Samstag, 12. März 2011

Wie im Film

Langsam leben wir uns in einer neuen Welt ein, die so beeindruckend auf uns wirkt, dass wir wie betört durch die Gegend wandeln. Landschaft, Leute und Architektur wirken so harmonisch, dass es Simea genau auf den Punkt gebracht hat: "Es ist hier wie im Film". Wir sind bereits nach 2 Tagen Teil geworden dieses Filmes und versuchen unsere Rolle irgendwie zu definieren. Da es hier praktisch keine Westler gibt sind wir die Touristenattraktion für die Einheimischen. Die Blicke, Gespräche und Witze sind sehr angenehm, von einer Sanftmut geprägt, die Grosszügigkeit und Gastfreundschaft in einen lockeren und milden Umgang tragen. Noch nie sind wir auf unserer Reise so einem kulturell einheitlich auftretenden Volk begegnet. Diese Erscheinung auf die Neuankömmlinge ist keineswegs zufällig. Wird doch dieses kleine Königreich behutsam von der grossen Touristenmasse ferngehalten. Trotz der politischen Öffnung und einer langsamen Demokratisierung des Landes wirkt hier ein jahrhundertealter Geist, der den Alltag bestimmt.
Schnell sind wir dank dem oft perfekten Englisch der Bhutanesen sowohl im Kinderalltag wie auch in den politischen Tagesdiskussionen involviert. 

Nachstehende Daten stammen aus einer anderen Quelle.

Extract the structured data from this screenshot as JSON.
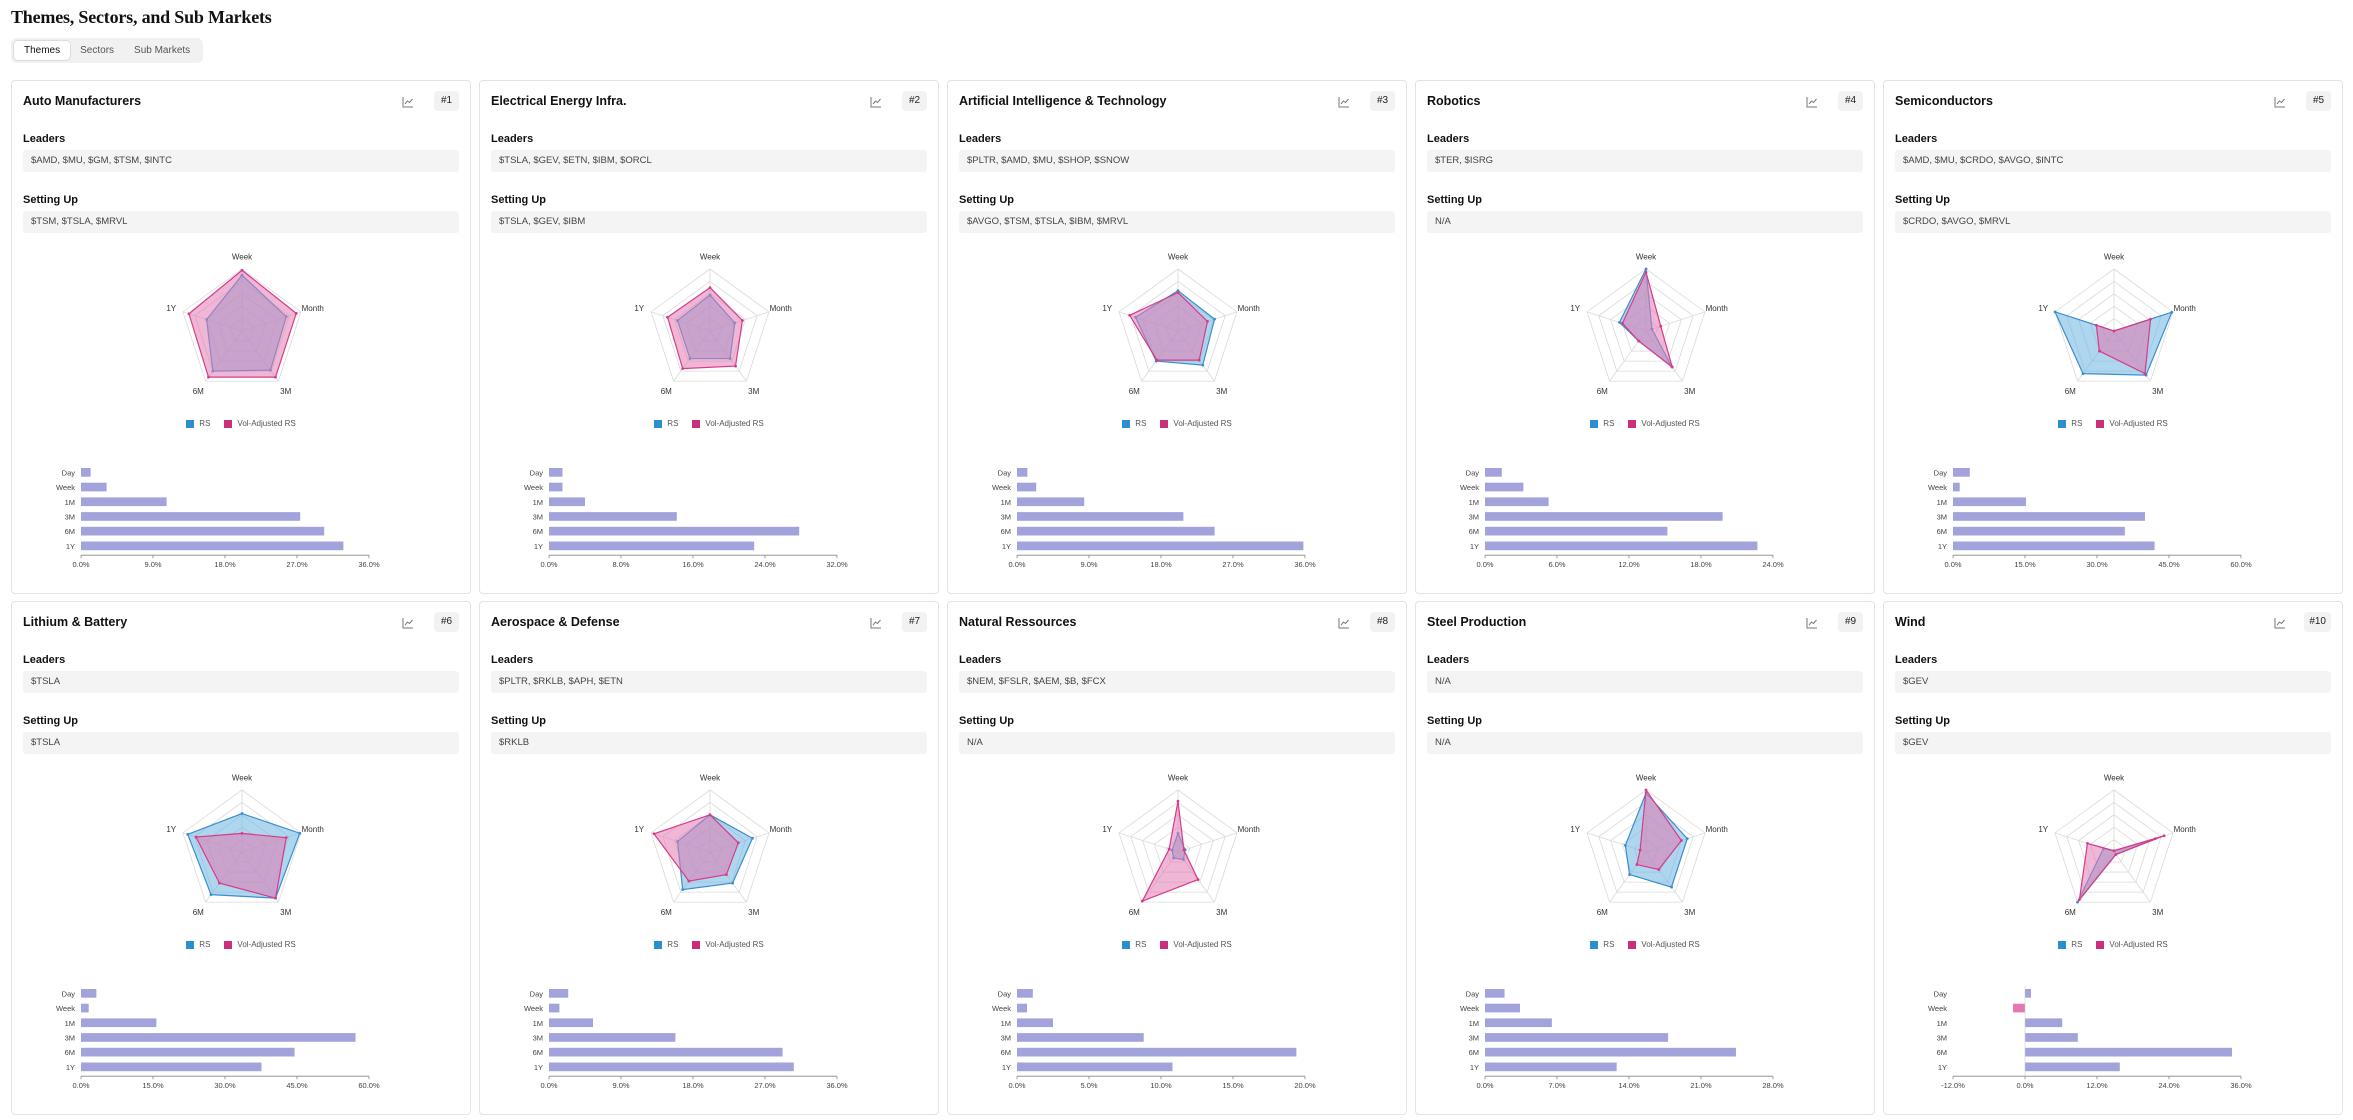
{
  "page_title": "Themes, Sectors, and Sub Markets",
  "tabs": [
    {
      "label": "Themes",
      "active": true
    },
    {
      "label": "Sectors",
      "active": false
    },
    {
      "label": "Sub Markets",
      "active": false
    }
  ],
  "section_labels": {
    "leaders": "Leaders",
    "setting_up": "Setting Up"
  },
  "legend": {
    "rs": "RS",
    "vol_adjusted": "Vol-Adjusted RS"
  },
  "colors": {
    "rs_fill": "#6bb4e0",
    "rs_stroke": "#3a8fd0",
    "vol_fill": "#e27ab2",
    "vol_stroke": "#d63b8a",
    "rs_swatch": "#2b8fcf",
    "vol_swatch": "#cc2f7a",
    "bar_fill": "#a3a3db"
  },
  "radar_axes": [
    "Week",
    "Month",
    "3M",
    "6M",
    "1Y"
  ],
  "bar_categories": [
    "Day",
    "Week",
    "1M",
    "3M",
    "6M",
    "1Y"
  ],
  "cards": [
    {
      "rank": "#1",
      "title": "Auto Manufacturers",
      "leaders": "$AMD, $MU, $GM, $TSM, $INTC",
      "setting_up": "$TSM, $TSLA, $MRVL",
      "chart_data": {
        "type": "radar+bar",
        "radar": {
          "rs": [
            0.9,
            0.75,
            0.78,
            0.8,
            0.6
          ],
          "vol_adjusted": [
            0.98,
            0.92,
            0.92,
            0.92,
            0.9
          ]
        },
        "bar": {
          "values": [
            1.2,
            3.2,
            10.7,
            27.4,
            30.4,
            32.8
          ],
          "ticks": [
            "0.0%",
            "9.0%",
            "18.0%",
            "27.0%",
            "36.0%"
          ],
          "xlim": [
            0,
            36
          ]
        }
      }
    },
    {
      "rank": "#2",
      "title": "Electrical Energy Infra.",
      "leaders": "$TSLA, $GEV, $ETN, $IBM, $ORCL",
      "setting_up": "$TSLA, $GEV, $IBM",
      "chart_data": {
        "type": "radar+bar",
        "radar": {
          "rs": [
            0.58,
            0.42,
            0.55,
            0.55,
            0.55
          ],
          "vol_adjusted": [
            0.7,
            0.55,
            0.7,
            0.75,
            0.72
          ]
        },
        "bar": {
          "values": [
            1.5,
            1.5,
            4.0,
            14.2,
            27.8,
            22.8
          ],
          "ticks": [
            "0.0%",
            "8.0%",
            "16.0%",
            "24.0%",
            "32.0%"
          ],
          "xlim": [
            0,
            32
          ]
        }
      }
    },
    {
      "rank": "#3",
      "title": "Artificial Intelligence & Technology",
      "leaders": "$PLTR, $AMD, $MU, $SHOP, $SNOW",
      "setting_up": "$AVGO, $TSM, $TSLA, $IBM, $MRVL",
      "chart_data": {
        "type": "radar+bar",
        "radar": {
          "rs": [
            0.65,
            0.62,
            0.68,
            0.6,
            0.72
          ],
          "vol_adjusted": [
            0.62,
            0.5,
            0.58,
            0.58,
            0.82
          ]
        },
        "bar": {
          "values": [
            1.3,
            2.4,
            8.4,
            20.8,
            24.7,
            35.8
          ],
          "ticks": [
            "0.0%",
            "9.0%",
            "18.0%",
            "27.0%",
            "36.0%"
          ],
          "xlim": [
            0,
            36
          ]
        }
      }
    },
    {
      "rank": "#4",
      "title": "Robotics",
      "leaders": "$TER, $ISRG",
      "setting_up": "N/A",
      "chart_data": {
        "type": "radar+bar",
        "radar": {
          "rs": [
            1.0,
            0.1,
            0.7,
            0.2,
            0.45
          ],
          "vol_adjusted": [
            0.95,
            0.25,
            0.72,
            0.2,
            0.4
          ]
        },
        "bar": {
          "values": [
            1.4,
            3.2,
            5.3,
            19.8,
            15.2,
            22.7
          ],
          "ticks": [
            "0.0%",
            "6.0%",
            "12.0%",
            "18.0%",
            "24.0%"
          ],
          "xlim": [
            0,
            24
          ]
        }
      }
    },
    {
      "rank": "#5",
      "title": "Semiconductors",
      "leaders": "$AMD, $MU, $CRDO, $AVGO, $INTC",
      "setting_up": "$CRDO, $AVGO, $MRVL",
      "chart_data": {
        "type": "radar+bar",
        "radar": {
          "rs": [
            0.0,
            0.98,
            0.88,
            0.85,
            1.0
          ],
          "vol_adjusted": [
            0.0,
            0.62,
            0.85,
            0.4,
            0.3
          ]
        },
        "bar": {
          "values": [
            3.5,
            1.4,
            15.2,
            40.0,
            35.8,
            42.0
          ],
          "ticks": [
            "0.0%",
            "15.0%",
            "30.0%",
            "45.0%",
            "60.0%"
          ],
          "xlim": [
            0,
            60
          ]
        }
      }
    },
    {
      "rank": "#6",
      "title": "Lithium & Battery",
      "leaders": "$TSLA",
      "setting_up": "$TSLA",
      "chart_data": {
        "type": "radar+bar",
        "radar": {
          "rs": [
            0.62,
            0.98,
            0.92,
            0.85,
            0.92
          ],
          "vol_adjusted": [
            0.3,
            0.75,
            0.92,
            0.62,
            0.78
          ]
        },
        "bar": {
          "values": [
            3.2,
            1.6,
            15.7,
            57.2,
            44.5,
            37.6
          ],
          "ticks": [
            "0.0%",
            "15.0%",
            "30.0%",
            "45.0%",
            "60.0%"
          ],
          "xlim": [
            0,
            60
          ]
        }
      }
    },
    {
      "rank": "#7",
      "title": "Aerospace & Defense",
      "leaders": "$PLTR, $RKLB, $APH, $ETN",
      "setting_up": "$RKLB",
      "chart_data": {
        "type": "radar+bar",
        "radar": {
          "rs": [
            0.6,
            0.72,
            0.62,
            0.75,
            0.55
          ],
          "vol_adjusted": [
            0.6,
            0.48,
            0.45,
            0.58,
            0.95
          ]
        },
        "bar": {
          "values": [
            2.4,
            1.3,
            5.5,
            15.8,
            29.2,
            30.6
          ],
          "ticks": [
            "0.0%",
            "9.0%",
            "18.0%",
            "27.0%",
            "36.0%"
          ],
          "xlim": [
            0,
            36
          ]
        }
      }
    },
    {
      "rank": "#8",
      "title": "Natural Ressources",
      "leaders": "$NEM, $FSLR, $AEM, $B, $FCX",
      "setting_up": "N/A",
      "chart_data": {
        "type": "radar+bar",
        "radar": {
          "rs": [
            0.3,
            0.12,
            0.15,
            0.12,
            0.1
          ],
          "vol_adjusted": [
            0.82,
            0.1,
            0.55,
            0.98,
            0.15
          ]
        },
        "bar": {
          "values": [
            1.1,
            0.7,
            2.5,
            8.8,
            19.4,
            10.8
          ],
          "ticks": [
            "0.0%",
            "5.0%",
            "10.0%",
            "15.0%",
            "20.0%"
          ],
          "xlim": [
            0,
            20
          ]
        }
      }
    },
    {
      "rank": "#9",
      "title": "Steel Production",
      "leaders": "N/A",
      "setting_up": "N/A",
      "chart_data": {
        "type": "radar+bar",
        "radar": {
          "rs": [
            0.95,
            0.7,
            0.7,
            0.45,
            0.35
          ],
          "vol_adjusted": [
            1.0,
            0.6,
            0.35,
            0.25,
            0.1
          ]
        },
        "bar": {
          "values": [
            1.9,
            3.4,
            6.5,
            17.8,
            24.4,
            12.8
          ],
          "ticks": [
            "0.0%",
            "7.0%",
            "14.0%",
            "21.0%",
            "28.0%"
          ],
          "xlim": [
            0,
            28
          ]
        }
      }
    },
    {
      "rank": "#10",
      "title": "Wind",
      "leaders": "$GEV",
      "setting_up": "$GEV",
      "chart_data": {
        "type": "radar+bar",
        "radar": {
          "rs": [
            0.02,
            0.7,
            0.05,
            1.0,
            0.18
          ],
          "vol_adjusted": [
            0.02,
            0.85,
            0.05,
            0.95,
            0.45
          ]
        },
        "bar": {
          "values": [
            1.0,
            -2.0,
            6.2,
            8.8,
            34.5,
            15.8
          ],
          "ticks": [
            "-12.0%",
            "0.0%",
            "12.0%",
            "24.0%",
            "36.0%"
          ],
          "xlim": [
            -12,
            36
          ]
        }
      }
    }
  ]
}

Es ist Sonntagmorgen in der früh. Rauhreif liegt über den braunen Matten und den umgepflügten Reisfeldern. Das nächtliche Gebell der streunenden Hunderudel verklingt allmählich. Die Kälte ist trocken, der Himmel stahlblau und ich spaziere mit unserer Frühaufsteherin Enya durch die Gassen von Paro bis zum Sonntagsgemüsemarkt. Hier herrscht bereits emsiges Treiben. Mit Feuer wärmen sich die Marktfrauen auf. Die meisten sind hier von der unweiten indischen Grenze angereist, um Gemüse und Früchte feilzubieten. Die meisten Gesichter sind halbvermummt wegen der Kälte. Nepali, Inder und Bhutanesen vermischen sich hier zwischen Tomaten-, Kartoffeln-, und Bohnenbergen. Handeln scheint hier Nebensache. Die meisten Verkäufer sind ins Gebet vertieft, währenddem ich getrocknete Äpfel, Bananen und waffelartige Zwischenverpflegung besorge. 
Das sagenhafte Shangri-La, das wir hier antreffen, glänzt natürlich nicht immer goldig, bzw. kennt genügend Probleme, die wir als "Reisende mit Zeit" sofort bemerken. Armut, Alkoholismus, absurde Verbote und Ressentiments gegenüber Nepali oder Tibetern sind nur einige Beispiele, die wir während den ersten Tagen wahrnehmen. 
Der Film hat aber erst richtig begonnen und so sind wir gespannt auf den weiteren Verlauf des Drehbuches. Die bisherige Bilder- und Ideenflut ist jedenfalls vielversprechend.